I’m sorry but this sort of crap really undermines legitimate criticism of government overreach. You can’t have the only terrorism related charge being “blew someone up with a bomb” if you want to actually, you know, stop that happening.


#9

Exactly.

The problem is that it is very simple to abuse these laws, because, in the haste to “save” us from terrorism, the lawmakers have put very few checks and balances in them.

France has even more draconian ones on the books, you can get up to several years in prison for “apology of terrorism” - simply saying in public (on Twitter, FB, …) that you agree with what e.g. IS is doing or that “it served them well” (e.g. with regards to victims of an attack) is enough for the prosecutors to bring charges. Several even high profile people landed in trouble because of this recently, including a mainstream journalist.

Another thing that could get you charged with being part or helping “an association of criminals or a terrorist enterprise” is simply searching for and visiting djihadist websites. Also several cases of this were prosecuted recently.

The important part is not what you get charged with but what the courts will do with it. The French courts are very independent and tend to frown on inflated BS charges. On the other hand, if that person has some connections to IS (knew someone who knew someone who left for Syria, chatted with someone over Telegram, etc.), links to extremists or is a known “troublemaker” (the controversial “comedian” Dieudonné comes to mind …), then they will be happy to use even these laws to throw the book at them.


#10

Holy crap. I’ve done all of those things! Repeatedly! I need to ask my Uni to get someone else to teach classes that cover crypto. I’m ambiguously middle-eastern around the ears and don’t want to end up a statistic.


#11

The problem is they are actual charges.

Nope, Cory and tbf, the BBC don’t report the actual charges very clearly. Looking at the Metropolitan Police’s press release, it would appear that the actual charge here are: membership of a proscribed organisation, terrorist training, preparation for terrorism, directing terrorism and possession of articles for a purpose connected with terrorism, variously offences under the Terrorism Acts 2000 and 2006.

The charge is nothing to do with encryptionm, that’s the alleged offending behaviour.


#12

It’s contextual. I’m wary of the practice of overcharging, however charging someone for illegal use of otherwise legal objects is common. A crowbar is legal, but you can be charged with illegal possession of one as a burglar tool or a concealed weapon, depending of context.


#13

I think it becomes more problematic when shifted from illegal use of objects to illegal use of concepts.


#14

If these charges stick, if the courts there make these clearly legal and ethical things not only illegal, but append the “super illegal” stigma of terrorism to them, it will be more or less time to turn out the lights and close up shop in the UK.
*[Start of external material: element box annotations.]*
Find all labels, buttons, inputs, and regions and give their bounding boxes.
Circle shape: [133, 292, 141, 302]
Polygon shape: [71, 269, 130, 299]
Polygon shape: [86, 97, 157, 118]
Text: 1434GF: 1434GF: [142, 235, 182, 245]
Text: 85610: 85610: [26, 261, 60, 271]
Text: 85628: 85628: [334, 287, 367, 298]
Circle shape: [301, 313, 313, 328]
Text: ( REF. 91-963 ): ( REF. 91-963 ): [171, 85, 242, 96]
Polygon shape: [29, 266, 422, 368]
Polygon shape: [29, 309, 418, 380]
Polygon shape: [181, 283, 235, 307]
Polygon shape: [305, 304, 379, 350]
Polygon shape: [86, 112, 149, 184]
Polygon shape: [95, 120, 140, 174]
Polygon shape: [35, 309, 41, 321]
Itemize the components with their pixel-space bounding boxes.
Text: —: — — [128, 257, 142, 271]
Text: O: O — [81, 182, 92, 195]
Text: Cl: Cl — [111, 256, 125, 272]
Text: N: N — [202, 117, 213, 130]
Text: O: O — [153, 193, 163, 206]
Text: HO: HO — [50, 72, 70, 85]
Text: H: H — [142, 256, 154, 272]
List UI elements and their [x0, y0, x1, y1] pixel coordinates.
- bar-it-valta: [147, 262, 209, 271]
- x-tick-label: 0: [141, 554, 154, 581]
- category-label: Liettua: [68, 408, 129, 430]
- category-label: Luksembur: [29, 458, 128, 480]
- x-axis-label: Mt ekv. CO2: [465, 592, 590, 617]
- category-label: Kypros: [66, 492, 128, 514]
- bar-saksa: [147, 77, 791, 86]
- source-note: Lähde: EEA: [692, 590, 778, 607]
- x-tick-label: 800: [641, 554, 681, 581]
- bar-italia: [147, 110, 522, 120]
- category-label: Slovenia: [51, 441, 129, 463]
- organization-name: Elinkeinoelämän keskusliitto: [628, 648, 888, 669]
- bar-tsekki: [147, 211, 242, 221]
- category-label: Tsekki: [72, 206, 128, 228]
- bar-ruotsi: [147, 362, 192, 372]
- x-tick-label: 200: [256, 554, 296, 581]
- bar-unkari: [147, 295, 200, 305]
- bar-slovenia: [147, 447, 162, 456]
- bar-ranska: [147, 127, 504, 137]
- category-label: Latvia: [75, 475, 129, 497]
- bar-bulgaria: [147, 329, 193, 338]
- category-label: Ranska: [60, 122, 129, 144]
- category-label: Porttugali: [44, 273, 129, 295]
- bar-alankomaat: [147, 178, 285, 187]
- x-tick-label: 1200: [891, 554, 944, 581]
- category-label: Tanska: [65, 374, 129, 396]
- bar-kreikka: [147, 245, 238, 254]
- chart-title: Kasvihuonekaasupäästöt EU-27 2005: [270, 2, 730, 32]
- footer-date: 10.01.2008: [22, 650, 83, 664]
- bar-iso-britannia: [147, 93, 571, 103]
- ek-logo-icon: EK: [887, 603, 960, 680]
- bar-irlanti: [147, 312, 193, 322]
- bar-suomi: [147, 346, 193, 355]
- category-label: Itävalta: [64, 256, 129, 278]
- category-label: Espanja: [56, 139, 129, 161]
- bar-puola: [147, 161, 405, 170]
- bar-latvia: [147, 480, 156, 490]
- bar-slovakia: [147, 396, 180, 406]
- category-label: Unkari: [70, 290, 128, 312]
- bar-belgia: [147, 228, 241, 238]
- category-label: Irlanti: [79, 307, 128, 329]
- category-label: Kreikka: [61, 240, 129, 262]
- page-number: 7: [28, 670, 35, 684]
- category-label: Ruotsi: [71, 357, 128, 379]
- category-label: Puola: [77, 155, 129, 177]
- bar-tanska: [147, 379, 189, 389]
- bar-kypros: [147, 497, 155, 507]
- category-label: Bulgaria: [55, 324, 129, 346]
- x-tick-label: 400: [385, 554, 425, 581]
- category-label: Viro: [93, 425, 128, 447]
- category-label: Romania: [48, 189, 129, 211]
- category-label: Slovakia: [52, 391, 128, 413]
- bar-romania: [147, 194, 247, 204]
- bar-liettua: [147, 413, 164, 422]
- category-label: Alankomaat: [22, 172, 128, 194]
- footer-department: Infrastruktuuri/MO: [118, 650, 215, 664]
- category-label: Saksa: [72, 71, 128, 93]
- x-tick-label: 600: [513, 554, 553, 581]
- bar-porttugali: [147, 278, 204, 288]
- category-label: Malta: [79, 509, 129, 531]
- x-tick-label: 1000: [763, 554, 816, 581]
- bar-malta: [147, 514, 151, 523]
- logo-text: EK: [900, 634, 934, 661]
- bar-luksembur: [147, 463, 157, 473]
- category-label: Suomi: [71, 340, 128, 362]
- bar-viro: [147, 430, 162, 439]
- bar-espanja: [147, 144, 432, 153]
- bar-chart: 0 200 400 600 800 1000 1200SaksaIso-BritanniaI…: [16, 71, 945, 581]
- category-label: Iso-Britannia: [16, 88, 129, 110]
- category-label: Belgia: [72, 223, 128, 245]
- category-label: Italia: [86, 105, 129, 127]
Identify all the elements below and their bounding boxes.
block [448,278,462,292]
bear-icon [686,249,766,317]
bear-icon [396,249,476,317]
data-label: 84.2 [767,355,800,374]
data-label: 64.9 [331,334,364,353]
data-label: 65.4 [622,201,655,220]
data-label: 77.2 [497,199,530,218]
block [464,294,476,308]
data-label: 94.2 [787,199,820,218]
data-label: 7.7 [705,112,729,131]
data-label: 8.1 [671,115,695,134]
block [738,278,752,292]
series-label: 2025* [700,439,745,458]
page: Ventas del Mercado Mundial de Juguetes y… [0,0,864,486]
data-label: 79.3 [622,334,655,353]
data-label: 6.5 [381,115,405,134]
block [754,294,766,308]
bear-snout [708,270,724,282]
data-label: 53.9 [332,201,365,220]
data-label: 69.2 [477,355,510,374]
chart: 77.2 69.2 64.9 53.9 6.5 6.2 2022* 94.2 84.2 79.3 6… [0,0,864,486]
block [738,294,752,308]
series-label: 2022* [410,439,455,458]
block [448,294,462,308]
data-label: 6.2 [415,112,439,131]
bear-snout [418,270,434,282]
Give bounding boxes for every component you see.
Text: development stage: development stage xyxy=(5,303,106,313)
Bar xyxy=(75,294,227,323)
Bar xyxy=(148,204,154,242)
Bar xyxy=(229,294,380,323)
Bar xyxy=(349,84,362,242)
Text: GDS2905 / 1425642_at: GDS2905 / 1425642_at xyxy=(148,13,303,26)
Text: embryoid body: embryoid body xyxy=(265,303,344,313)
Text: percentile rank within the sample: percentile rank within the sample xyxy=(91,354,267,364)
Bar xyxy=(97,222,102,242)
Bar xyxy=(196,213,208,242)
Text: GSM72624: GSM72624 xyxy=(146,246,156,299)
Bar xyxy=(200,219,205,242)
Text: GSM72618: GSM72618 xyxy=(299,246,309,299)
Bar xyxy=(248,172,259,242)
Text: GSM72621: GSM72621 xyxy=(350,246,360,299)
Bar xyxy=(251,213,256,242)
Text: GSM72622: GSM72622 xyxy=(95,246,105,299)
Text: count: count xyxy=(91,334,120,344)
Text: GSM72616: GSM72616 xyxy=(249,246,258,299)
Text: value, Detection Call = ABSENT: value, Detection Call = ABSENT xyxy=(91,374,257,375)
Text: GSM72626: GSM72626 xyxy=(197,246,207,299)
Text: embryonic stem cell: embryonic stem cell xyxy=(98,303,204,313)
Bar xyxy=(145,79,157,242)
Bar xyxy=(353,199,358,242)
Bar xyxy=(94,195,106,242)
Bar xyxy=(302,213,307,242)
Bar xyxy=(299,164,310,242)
Declare the region lost, like the people’s republic of china and russia, because this is a loss that the populace cannot recover from without extreme measures.


#15

I was about to make exactly the same example, but with a hammer. Or more topically, a packet sniffer (eg Wireshark), which is invaluable for understanding what’s going on on a network, so it’s used by admins and criminals alike.


#16

Dear UK,

V For Vendetta was a comic book, not a guide.

Your Pal,

  • WG

#17

its likely the charges wont stick and they wont be able to make it illegal. many should not turn out the lights and close up shop in the UK and its not a region lost.


#18

You can be arrested for acting as the wheelman in a bank robbery. Doesn’t mean that driving is going to become illegal.
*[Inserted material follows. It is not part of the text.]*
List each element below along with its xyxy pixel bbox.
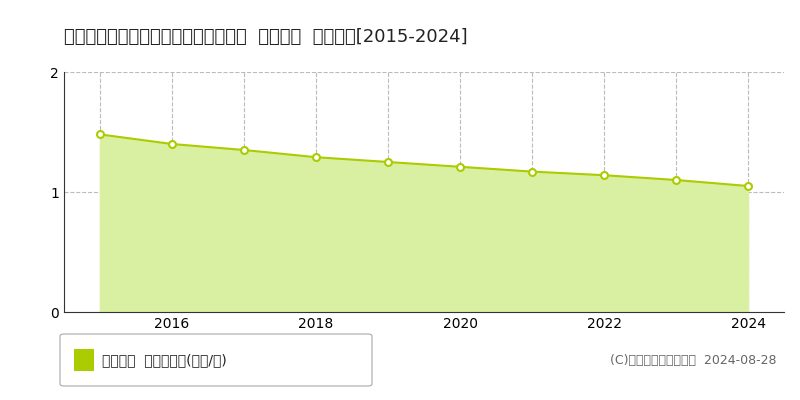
Text: (C)土地価格ドットコム  2024-08-28: (C)土地価格ドットコム 2024-08-28 [610, 354, 776, 366]
Text: 地価公示  平均坪単価(万円/坪): 地価公示 平均坪単価(万円/坪) [102, 353, 226, 367]
Text: 北海道勇払郡安平町安平５６１番２外  地価公示  地価推移[2015-2024]: 北海道勇払郡安平町安平５６１番２外 地価公示 地価推移[2015-2024] [64, 28, 468, 46]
Strongly recommend reading the comments at the Ars article. Most of the readers there seem to recognize clickbait when they see it


#19

Stupid, alarmist post. This isn’t about encryption at all. It’s about “the commission or preparation of acts of terrorism or for assisting the commission or preparation by others of such acts,” if proven.


#20

nah, the law turns around the presumption of innocence, take a look at section 57 of the terror act.

A person commits an offence if he possesses an article in circumstances which give rise to a reasonable suspicion that his possession is for a purpose connected with the commission, preparation or instigation of an act of terrorism.

how to defend against this? what is “reasonable suspicion”? an USB stick with a live OS is superhandy, and while I carry around Knoppix and grml something like TAILS shouldn’t be able to add another charge for the suspect.

I’m fine with using this as additional evidence for the core charge (supporting terrorism if I read the articles correctly) but punishing someone for the possession of an anonymizing is not compatible with my impression of the rule of law.


#21

That’s what they said about the patriot act. About maoism.
About every shitty thing to happen in decent places: not here. We don’t do that here.